Artist Ray Troll and paleontologist Dr. Kirk Johnson, the self-described "paleo-nerd duo," have been working as a team ever since they took a road trip across the American West in search of fossils.In 2007, the pair published the book Cruisin' the Fossil Freeway, and have collaborated with Dr. Elizabeth Nesbitt at the Burke Museum to produce a traveling exhibit by the same name.

About Ray Troll

From his tree-top studio, high above the Tongass Narrows in rain-swept Ketchikan Alaska, Ray Troll draws and paints fossil-filled images that migrate into museums, books, and magazines around the globe. Basing his quirky images on the latest scientific discoveries, Ray brings a street-smart sensibility to the world of paleontology.
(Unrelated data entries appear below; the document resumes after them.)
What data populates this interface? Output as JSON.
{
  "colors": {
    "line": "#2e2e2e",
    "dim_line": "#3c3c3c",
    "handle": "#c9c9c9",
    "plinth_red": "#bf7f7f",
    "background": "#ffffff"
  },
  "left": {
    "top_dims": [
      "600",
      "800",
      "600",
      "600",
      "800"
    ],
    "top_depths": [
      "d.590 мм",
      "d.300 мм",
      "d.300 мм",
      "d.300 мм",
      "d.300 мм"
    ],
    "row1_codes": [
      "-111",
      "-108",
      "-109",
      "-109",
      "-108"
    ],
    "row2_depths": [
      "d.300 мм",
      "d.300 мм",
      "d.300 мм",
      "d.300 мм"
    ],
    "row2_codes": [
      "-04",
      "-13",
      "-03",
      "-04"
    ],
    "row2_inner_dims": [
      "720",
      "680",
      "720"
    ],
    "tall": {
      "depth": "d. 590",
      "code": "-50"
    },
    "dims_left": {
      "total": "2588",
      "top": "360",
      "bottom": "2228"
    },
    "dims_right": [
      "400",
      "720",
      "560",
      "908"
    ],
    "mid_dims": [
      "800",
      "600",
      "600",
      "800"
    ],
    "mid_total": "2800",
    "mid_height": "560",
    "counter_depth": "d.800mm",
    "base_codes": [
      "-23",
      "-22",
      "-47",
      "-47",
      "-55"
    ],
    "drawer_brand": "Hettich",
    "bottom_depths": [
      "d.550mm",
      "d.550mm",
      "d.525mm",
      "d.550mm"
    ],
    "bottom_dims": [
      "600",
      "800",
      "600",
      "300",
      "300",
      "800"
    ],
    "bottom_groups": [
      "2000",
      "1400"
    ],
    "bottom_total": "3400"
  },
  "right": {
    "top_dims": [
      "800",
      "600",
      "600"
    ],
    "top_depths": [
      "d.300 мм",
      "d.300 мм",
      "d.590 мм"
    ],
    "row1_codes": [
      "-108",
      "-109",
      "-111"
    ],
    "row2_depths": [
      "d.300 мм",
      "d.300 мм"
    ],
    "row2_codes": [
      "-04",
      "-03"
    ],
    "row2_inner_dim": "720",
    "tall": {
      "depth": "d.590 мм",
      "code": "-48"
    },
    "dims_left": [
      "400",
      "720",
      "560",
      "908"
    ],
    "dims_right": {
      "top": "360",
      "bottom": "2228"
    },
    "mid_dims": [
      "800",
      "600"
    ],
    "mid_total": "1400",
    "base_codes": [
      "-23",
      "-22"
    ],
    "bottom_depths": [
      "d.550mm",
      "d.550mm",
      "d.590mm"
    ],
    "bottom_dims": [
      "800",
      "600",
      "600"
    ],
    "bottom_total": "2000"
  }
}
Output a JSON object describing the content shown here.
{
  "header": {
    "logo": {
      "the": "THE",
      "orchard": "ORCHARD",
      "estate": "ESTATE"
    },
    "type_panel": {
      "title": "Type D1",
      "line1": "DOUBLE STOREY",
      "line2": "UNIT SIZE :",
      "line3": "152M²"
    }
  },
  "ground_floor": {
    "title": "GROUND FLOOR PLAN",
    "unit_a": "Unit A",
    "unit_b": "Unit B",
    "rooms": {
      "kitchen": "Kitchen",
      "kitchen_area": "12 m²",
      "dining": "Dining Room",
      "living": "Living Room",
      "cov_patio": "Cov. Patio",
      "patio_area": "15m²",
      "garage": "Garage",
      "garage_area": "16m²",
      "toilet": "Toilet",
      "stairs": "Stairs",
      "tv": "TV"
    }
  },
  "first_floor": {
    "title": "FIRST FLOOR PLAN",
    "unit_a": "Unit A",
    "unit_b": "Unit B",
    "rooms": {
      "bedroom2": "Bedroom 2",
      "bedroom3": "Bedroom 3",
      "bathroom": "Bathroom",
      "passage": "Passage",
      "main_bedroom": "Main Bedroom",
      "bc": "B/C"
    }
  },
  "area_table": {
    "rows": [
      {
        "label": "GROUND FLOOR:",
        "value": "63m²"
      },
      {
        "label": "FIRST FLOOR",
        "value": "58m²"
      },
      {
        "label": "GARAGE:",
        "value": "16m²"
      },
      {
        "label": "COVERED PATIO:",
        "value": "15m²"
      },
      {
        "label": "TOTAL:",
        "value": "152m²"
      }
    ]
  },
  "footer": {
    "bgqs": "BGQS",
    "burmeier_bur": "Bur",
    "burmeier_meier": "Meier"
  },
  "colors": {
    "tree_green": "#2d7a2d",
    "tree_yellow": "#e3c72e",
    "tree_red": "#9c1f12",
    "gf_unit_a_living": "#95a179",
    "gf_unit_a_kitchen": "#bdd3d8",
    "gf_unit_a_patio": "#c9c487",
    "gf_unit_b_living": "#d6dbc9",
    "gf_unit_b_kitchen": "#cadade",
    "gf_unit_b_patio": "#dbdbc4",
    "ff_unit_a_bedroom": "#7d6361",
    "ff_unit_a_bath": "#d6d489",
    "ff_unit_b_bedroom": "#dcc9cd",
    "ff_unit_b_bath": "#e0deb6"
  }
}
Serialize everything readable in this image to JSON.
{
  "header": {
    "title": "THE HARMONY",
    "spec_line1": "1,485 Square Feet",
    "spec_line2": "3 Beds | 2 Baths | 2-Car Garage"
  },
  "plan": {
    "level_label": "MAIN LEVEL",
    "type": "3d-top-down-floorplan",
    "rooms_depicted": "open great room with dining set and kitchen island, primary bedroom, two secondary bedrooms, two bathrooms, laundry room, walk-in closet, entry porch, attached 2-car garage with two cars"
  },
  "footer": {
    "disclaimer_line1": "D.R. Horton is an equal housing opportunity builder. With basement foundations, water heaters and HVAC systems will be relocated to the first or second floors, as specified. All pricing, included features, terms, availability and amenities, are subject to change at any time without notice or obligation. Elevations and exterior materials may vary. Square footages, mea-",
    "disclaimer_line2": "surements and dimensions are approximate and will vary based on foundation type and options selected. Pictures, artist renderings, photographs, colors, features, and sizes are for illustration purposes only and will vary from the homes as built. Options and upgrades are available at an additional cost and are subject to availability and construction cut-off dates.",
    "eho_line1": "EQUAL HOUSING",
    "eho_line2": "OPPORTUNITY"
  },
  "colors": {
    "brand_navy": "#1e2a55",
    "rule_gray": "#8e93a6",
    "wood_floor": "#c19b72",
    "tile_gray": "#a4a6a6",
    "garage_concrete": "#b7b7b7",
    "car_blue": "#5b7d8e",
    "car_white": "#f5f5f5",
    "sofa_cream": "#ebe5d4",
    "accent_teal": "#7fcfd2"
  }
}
Troll has a bachelor of arts from Bethany College in Lindsborg, Kansas, an master of fine arts in studio art from Washington State University, and an honorary doctorate from the University of Alaska Southeast. He is a proud member of the Gilbert Ichthyological Society and recently earned a gold medal for distinction in the Natural History Arts from the Academy of Natural Sciences in Philadelphia.

About Kirk Johnson, Ph.D.

Since 1991, Dr. Kirk Johnson has been working as a paleontology curator at the Denver Museum of Nature and Science, where he now serves as vice president of research and collections and chief curator. Johnson studies fossil plants, terrestrial stratigraphy, geochronology, and extinction.

Johnson has a doctorate in geology from Yale University. He loves to produce museum exhibits and other media that popularizes earth sciences.

About Liz Nesbitt, Ph.D.

Dr. Liz Nesbitt has been a curator of paleontology at the Burke Museum since 1997 and teaches in the Earth and Space Sciences Department at the University of Washington. Her research has focused on marine invertebrate fauna and microfossils of the Pacific Northwest, New Zealand and Peru, and what the fossils can tell us about rapid climate change and extinctions. 

Liz Nesbitt has a doctorate in paleontology from the University of California in Berkeley, had a post-doctorate fellowship at the California Academy of Sciences in San Francisco, and loves the dynamic intersection of science, art and education in museums.